The Classroom of Life shares inspirational stories, lessons learned, and wisdom gained through your life to help readers navigate the obstacles in their life. Why was this an important book for you to write?

The concept of the book was developed more than fifty years ago after our first child Maria was born. Each day as I looked into her darling face, I was confronted with the fact that life is replete with obstacles, challenges, and adversity. That epiphany sparked a personal mission to provide a more expeditious roadmap in order to successfully traverse life’s journey.  It took 53 years to collect a compendium of useful knowledge and strategies from the many diverse gurus and sages of the past. As time passed, I determined that whether you’re a child, young adult, parent, or grandparent, this book would assist in navigating life’s journey. These lessons, inspirational stories, humor, memorabilia, and wisdom were gathered from the most venerated and enlightened minds and assembled in “The Classroom of Life”. It was my sincere hope that this knowledge would facilitate life’s complex journey. 


What is a common misconception you feel young people have about challenges in life?

There are a number of misconceptions that young people have about their challenges in life. First and foremost is one's naiveté about the dangers faced and the subsequent catastrophic consequences. Few are equipped with a realistic concept of what to expect. They include stress, melancholy, adolescence, sex, letting go of past events, addictions, fears, and many more. Problems are an everyday occurrence requiring strategies to deal with their variety and seriousness. In addition, many, especially young adults, have a perceived sense of invulnerability and unrealistic feeling of herculean strength.

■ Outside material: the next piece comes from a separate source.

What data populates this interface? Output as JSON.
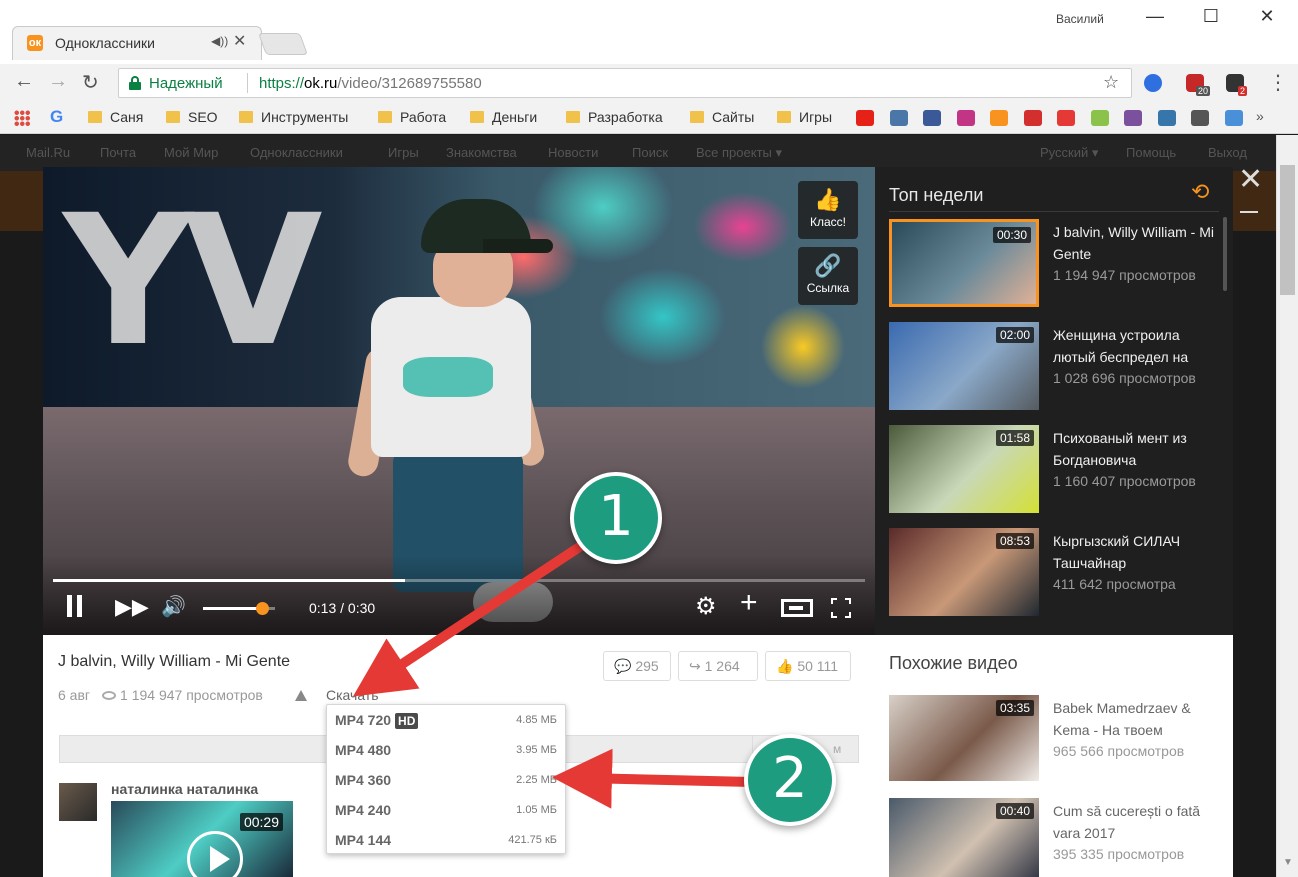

What were some ideas that were important for you to explore in this book?

It was very important to explore the many intricacies of everyone's life. My goal was to bring awareness and necessary action plans to tackle the many diverse and difficult situations faced regularly. It is with words of comfort and confidence that I offer new perspectives with meaningful answers. Being idealistic and optimistic I ultimately wanted to address the multitude of challenges we all face. They included the meaning of life, love, happiness, inner peace, freedom, and the pleasures that we all can achieve. 


What is one thing you hope readers take away from your book?

Hopefully, the reader will discover new understandings as well as viable and proven techniques to help deal with the daily stressors of age, anger, coping with difficult people, parenting, and the myriad of other obstacles and problems. Besides the many cogent quotes and righteous morals found throughout this treatise, I wanted to convey at least two very critical messages:

“Don’t judge each day by the harvest you reap, but by the seeds that you plant” Robert Louis Stevenson and, “We must learn to live together as brothers and sisters or perish together as fools." Martin Luther King Jr.